Amidst this growth, digital health startups are seeking to make the most of their funding and protect the innovations that drive their product. To do so, they must protect their intellectual property from being copied or duplicated by others in the market. Patents offer the strongest form of protection for innovations and can lead directly lead to increased investment. For digital health startups that eventually go public, valuation can reach $1.1 million per software patent application filed.
An issued patent in the United States gives the patent owner a 20-year monopoly right to stop others from making, using or selling the patented invention. A digital health company with a patent on a software feature—for example, a unique approach to dynamically generate a questionnaire based on user information for a remote health consult—has the right to stop competitors from making, selling or using software that includes that feature. Digital health companies, particularly pre-IPO, should develop a patenting strategy to assess how best to protect the innovations that drive their business and increase the company’s monetary value and longevity. If you have ever said one of the following phrases, your company likely will benefit from a discussion with patent counsel on how to protect your inventions:
- We’re the first ones to ever do this.
- None of our competition does this.
- This feature drives a lot of business to our company.
- This feature was really hard to implement, but we found a way to do it.
The Patent Process
To obtain a patent in the United States, a company submits a patent application to the US Patent and Trademark Office (USPTO). Patent applications are usually lengthy documents prepared by specialized patent attorneys with appropriate technical degrees relating to the invented technology. The patent application describes the invention in detail and is accompanied by drawings and legal documents identifying the inventor(s) and the owner of the invention and the patent application.
The process to prepare and submit a patent application typically takes between four and eight weeks from the date that the inventors describe their idea to the company’s patent counsel. After the application is filed, it takes an average of two to three years for examination and, hopefully, issuance of an enforceable patent.
Patent applicants in the digital health space do not need to try to identify existing patents related to the technology they seek to patent themselves, for several reasons:
- It is the responsibility of the USPTO, not the applicant, to perform a search for related patents.
- The cost of such a search typically exceeds the cost of preparing and filing the application itself.
- The wide variance in how different inventors may describe the same technology makes it difficult to formulate effective search terms and therefore unlikely that the applicant would find any relevant patents.
- A search may put the applicant on notice of potentially problematic patents (for treble damages during any potential future unfavorable patent infringement outcome) and patents unrelated to the technology the applicant wishes to pursue for patent protection.
If the USPTO agrees, after examination, that the patent application claims technology that is eligible for patenting and is “new” in view of existing technologies, it will issue an enforceable patent.
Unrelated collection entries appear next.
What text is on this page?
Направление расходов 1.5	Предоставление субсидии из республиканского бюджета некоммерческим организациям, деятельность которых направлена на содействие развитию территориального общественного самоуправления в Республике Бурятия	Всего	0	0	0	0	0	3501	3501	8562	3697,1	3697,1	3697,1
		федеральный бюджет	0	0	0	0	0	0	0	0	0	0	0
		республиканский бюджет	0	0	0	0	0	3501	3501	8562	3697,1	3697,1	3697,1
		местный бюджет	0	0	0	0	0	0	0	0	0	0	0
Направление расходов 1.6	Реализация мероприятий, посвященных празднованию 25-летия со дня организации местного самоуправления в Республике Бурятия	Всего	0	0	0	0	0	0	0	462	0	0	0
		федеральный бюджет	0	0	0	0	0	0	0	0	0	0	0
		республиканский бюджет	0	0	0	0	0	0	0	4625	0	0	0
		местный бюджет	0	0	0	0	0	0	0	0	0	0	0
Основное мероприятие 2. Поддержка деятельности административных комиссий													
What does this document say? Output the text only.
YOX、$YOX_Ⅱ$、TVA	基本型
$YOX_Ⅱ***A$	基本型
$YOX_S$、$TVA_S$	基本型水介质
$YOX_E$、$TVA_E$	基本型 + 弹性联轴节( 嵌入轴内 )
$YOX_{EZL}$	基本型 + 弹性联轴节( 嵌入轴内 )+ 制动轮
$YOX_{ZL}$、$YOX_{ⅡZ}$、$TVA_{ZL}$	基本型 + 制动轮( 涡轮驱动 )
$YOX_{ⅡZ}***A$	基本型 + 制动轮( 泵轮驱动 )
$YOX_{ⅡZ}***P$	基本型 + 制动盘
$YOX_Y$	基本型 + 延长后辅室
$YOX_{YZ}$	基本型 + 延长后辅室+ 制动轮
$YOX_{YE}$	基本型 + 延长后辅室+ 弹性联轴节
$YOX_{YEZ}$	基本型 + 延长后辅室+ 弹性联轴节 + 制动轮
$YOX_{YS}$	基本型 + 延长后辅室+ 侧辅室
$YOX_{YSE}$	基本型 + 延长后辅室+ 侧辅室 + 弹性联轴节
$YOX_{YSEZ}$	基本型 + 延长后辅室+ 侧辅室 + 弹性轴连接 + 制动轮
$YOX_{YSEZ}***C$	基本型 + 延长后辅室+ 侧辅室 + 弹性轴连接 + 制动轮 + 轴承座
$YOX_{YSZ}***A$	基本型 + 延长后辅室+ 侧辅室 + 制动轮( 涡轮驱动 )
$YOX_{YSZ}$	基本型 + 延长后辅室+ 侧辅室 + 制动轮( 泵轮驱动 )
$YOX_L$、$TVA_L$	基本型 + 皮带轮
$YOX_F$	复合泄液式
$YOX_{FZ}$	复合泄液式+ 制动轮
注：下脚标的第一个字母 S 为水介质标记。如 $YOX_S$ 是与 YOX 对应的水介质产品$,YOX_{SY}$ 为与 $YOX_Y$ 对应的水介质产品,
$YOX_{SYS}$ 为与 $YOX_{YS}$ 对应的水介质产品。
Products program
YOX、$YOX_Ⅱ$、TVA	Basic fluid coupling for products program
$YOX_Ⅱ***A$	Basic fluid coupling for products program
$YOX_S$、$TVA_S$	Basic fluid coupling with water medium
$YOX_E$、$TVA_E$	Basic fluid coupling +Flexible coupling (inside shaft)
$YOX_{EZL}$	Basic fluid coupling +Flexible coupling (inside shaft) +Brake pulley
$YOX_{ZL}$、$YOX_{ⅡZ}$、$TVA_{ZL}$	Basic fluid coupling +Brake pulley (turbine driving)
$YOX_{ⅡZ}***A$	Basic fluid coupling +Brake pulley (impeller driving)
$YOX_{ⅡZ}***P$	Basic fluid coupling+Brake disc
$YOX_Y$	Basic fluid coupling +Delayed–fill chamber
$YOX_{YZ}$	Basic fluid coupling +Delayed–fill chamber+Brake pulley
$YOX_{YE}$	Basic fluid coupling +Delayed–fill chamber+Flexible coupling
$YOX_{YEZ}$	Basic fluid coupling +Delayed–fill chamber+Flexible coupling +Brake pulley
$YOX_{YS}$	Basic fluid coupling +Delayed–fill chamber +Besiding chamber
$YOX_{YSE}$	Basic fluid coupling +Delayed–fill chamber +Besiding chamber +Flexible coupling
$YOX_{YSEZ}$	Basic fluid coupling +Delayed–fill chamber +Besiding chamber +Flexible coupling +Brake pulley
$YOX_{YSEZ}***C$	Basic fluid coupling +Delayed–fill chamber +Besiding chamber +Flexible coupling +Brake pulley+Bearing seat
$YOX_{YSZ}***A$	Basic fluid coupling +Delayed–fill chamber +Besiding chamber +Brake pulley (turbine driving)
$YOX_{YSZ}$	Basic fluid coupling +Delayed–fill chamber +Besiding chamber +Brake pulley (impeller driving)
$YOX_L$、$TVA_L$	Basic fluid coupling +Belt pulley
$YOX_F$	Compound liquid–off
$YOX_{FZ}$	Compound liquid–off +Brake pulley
The “newness” determination involves an analysis of whether the claimed technology is both novel and not obvious in view of combinations of relevant existing technology that the USPTO identifies and asserts against the patent applicant. It usually takes three to six rounds of negotiation (office actions and responses to office actions) between the USPTO and the applicant’s patent counsel over the course of two to three years before a patent is issued.
A patent owner’s monopoly right to stop others from making, using or selling its invention typically has four categories of benefits:
- The company can use the patent defensively to discourage a competitor from asserting its patents against the company, and to facilitate negotiations if the competitor does assert its patents. In this instance, the company’s patents should relate to the competitor as much as the competitor’s patents relate to the company.
- A patent can be used offensively to stop a competitor from ripping off a company’s technology once it is public, or to force the competitor to pay licensing fees to use that technology.
- A patent can be used to attract investment and funding by venture capital firms when the company is private and growing, and can increase the value of the company should it go public. For example, a 2012 study by Diego Useche found that a software company raises on average an extra $1.1 million in the United States for each additional patent application prior to an IPO.
- A patent can bolster the company’s reputation as an innovator in its field, which helps attract talent to the company.
From attracting investors, protecting innovations and building a competitive edge, a robust patent strategy can benefit digital health companies at every stage of the development process.